Macrophages are key components of the inflammatory response to tissue injury. Dramatic elevation of reactive oxygen species (ROS) is produced by inflammatory stimuli such as lipopolysaccharide and proinflammation cytokines (such as TNF-α or IL-1β) and brings about the changes of multiple cellular functions such as DNA synthesis, transcription factor activation, gene expression, and proliferation.37It has been also shown that the MAPK pathway and MAPK-mediated proinflammatory mediator production are redox dependent, at least in part, on NF-κB/ROS-sensitive mechanisms.38In the current study, p38 MAPK activation was blocked by midazolam in macrophage cells. In addition, midazolam suppressed superoxide production induced by lipopolysaccharide in macrophages as shown in figure 4. Based on these findings, our data suggest that inhibition of p38 MAPK might be due to decreased superoxide production induced by midazolam. The likely mechanism that accounts for the antiinflammatory action of midazolam involves the inhibition of lipopolysaccharide-induced superoxide production. Our data shows that ROS production in the basal state was not significantly inhibited by midazolam, but increased ROS by lipopolysaccharide was significantly inhibited by pretreatment with midazolam, suggesting that midazolam may specifically inhibit lipopolysaccharide-induced signaling pathway in macrophage. The excessive production of ROS by the activation of macrophages plays a pivotal role in the pathogenesis of inflammation and tissue injury. Therefore, suppression of ROS production by midazolam may be beneficial to oxidative stress-induced organ dysfunction.

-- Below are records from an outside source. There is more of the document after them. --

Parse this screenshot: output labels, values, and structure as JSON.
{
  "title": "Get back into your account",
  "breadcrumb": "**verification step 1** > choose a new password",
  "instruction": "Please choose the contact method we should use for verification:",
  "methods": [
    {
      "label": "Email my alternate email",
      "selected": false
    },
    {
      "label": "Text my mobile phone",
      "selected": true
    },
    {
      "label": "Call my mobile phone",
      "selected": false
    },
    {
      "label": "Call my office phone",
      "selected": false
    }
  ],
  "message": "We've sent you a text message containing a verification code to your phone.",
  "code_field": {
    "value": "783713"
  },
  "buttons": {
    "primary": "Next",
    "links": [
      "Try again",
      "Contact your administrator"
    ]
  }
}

There are some limitations to our study. Macrophages play a central role in the antibacterial host defense mechanism as a component of nonspecific cell-mediated immunity.39Therefore, reduction of macrophage function is thought to act advantageously or disadvantageously. However, limited data on the attenuating effect of midazolam on the acute organ injury are available. Therefore, further studies are required to verify this beneficial effect. Another limitation in this experiment is the pretreatment of midazolam before exposure of lipopolysaccharide. Even if midazolam inhibits lipopolysaccharide-induced ROS and NF-κB activation, the effect of posttreatment of midazolam after exposure of lipopolysaccharide, like clinical events such as in septic patients, needs further evaluation. As established by the inhibitory effect of midazolam on the proinflammatory mediators in this study, use of midazolam in the condition of ongoing inflammation process is carefully recommended.

Taken together, our data suggest that midazolam can modulate the inflammatory response by redox-dependent mechanisms in macrophages. Antiinflammatory action of midazolam might be related to the suppression of lipopolysaccharide-induced COX-2 and iNOS in macrophages.